FILE PHOTO: Visitors are reflected in a glass display case containing iron leg shackles at the House of Slaves museum on Goree Island near Senegal's capital Dakar, March 16, 2007. REUTERS/Finbarr O'Reilly

"A more detailed investigation is under way into the bell’s provenance as part of a wider project researching the College’s historical links to the slave trade," he added. The college said the bell was presented in 1960 but gave no more information.

Cambridge said last month it was beginning a two-year study of how it benefited from the Atlantic slave trade and whether its scholarship reinforced race-based thinking during Britain's colonial era.

In the biggest deportation in known history, weapons and gunpowder from Europe were swapped for millions of African slaves who were then shipped across the Atlantic to the Americas. Ships returned to Europe with sugar, cotton and tobacco.

FILE PHOTO: A bird flies past a statue commemorating the liberation of slaves on Goree Island near Senegal's capital Dakar, March 16, 2007. REUTERS/Finbarr O'Reilly

Around 17 million African men, women and children were torn from their homes and shackled into one of the world's most brutal globalised trades between the 15th and 19th centuries.
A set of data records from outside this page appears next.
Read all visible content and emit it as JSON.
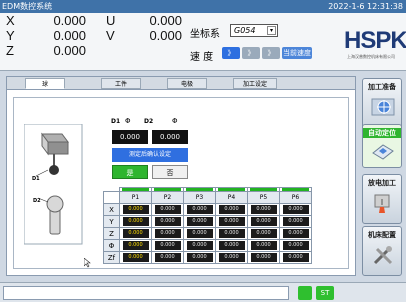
{
  "titlebar": {
    "app_title": "EDM数控系统",
    "datetime": "2022-1-6 12:31:38"
  },
  "coords": {
    "x": {
      "axis": "X",
      "value": "0.000"
    },
    "y": {
      "axis": "Y",
      "value": "0.000"
    },
    "z": {
      "axis": "Z",
      "value": "0.000"
    },
    "u": {
      "axis": "U",
      "value": "0.000"
    },
    "v": {
      "axis": "V",
      "value": "0.000"
    }
  },
  "coordsys": {
    "label": "坐标系",
    "selected": "G054"
  },
  "speed": {
    "label": "速 度",
    "btn_fastest": "》",
    "btn_mid": "》",
    "btn_slow": "》",
    "btn_custom": "当前速度"
  },
  "logo": {
    "text": "HSPK",
    "subtitle": "上海汉普数控机床有限公司"
  },
  "tabs": [
    "球",
    "工件",
    "电极",
    "加工设定"
  ],
  "probe": {
    "d1_label": "D1",
    "d2_label": "D2",
    "d1_value": "0.000",
    "d2_value": "0.000",
    "prompt": "测定后确认设定",
    "yes": "是",
    "no": "否",
    "diagram_d1": "D1",
    "diagram_d2": "D2"
  },
  "grid": {
    "columns": [
      "P1",
      "P2",
      "P3",
      "P4",
      "P5",
      "P6"
    ],
    "rows": [
      {
        "label": "X",
        "values": [
          "0.000",
          "0.000",
          "0.000",
          "0.000",
          "0.000",
          "0.000"
        ]
      },
      {
        "label": "Y",
        "values": [
          "0.000",
          "0.000",
          "0.000",
          "0.000",
          "0.000",
          "0.000"
        ]
      },
      {
        "label": "Z",
        "values": [
          "0.000",
          "0.000",
          "0.000",
          "0.000",
          "0.000",
          "0.000"
        ]
      },
      {
        "label": "Φ",
        "values": [
          "0.000",
          "0.000",
          "0.000",
          "0.000",
          "0.000",
          "0.000"
        ]
      },
      {
        "label": "Zf",
        "values": [
          "0.000",
          "0.000",
          "0.000",
          "0.000",
          "0.000",
          "0.000"
        ]
      }
    ]
  },
  "sidebar": {
    "items": [
      {
        "label": "加工准备"
      },
      {
        "label": "自动定位"
      },
      {
        "label": "放电加工"
      },
      {
        "label": "机床配置"
      }
    ]
  },
  "statusbar": {
    "st_label": "ST"
  },
  "colors": {
    "titlebar": "#3f72a8",
    "active_green": "#2fb52f",
    "value_yellow": "#ffde00",
    "prompt_blue": "#2f6fe0"
  }
}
Many died in merciless conditions.

Dr Miranda Griffin, a senior tutor at St Catharine’s, said it was important that the university acknowledged historical links to slavery and the slave trade.

"As an academic community, we will continue to conduct rigorous research into all aspects of our past and to reflect on our commitment to diversity, inclusion and asking challenging questions," Griffin said.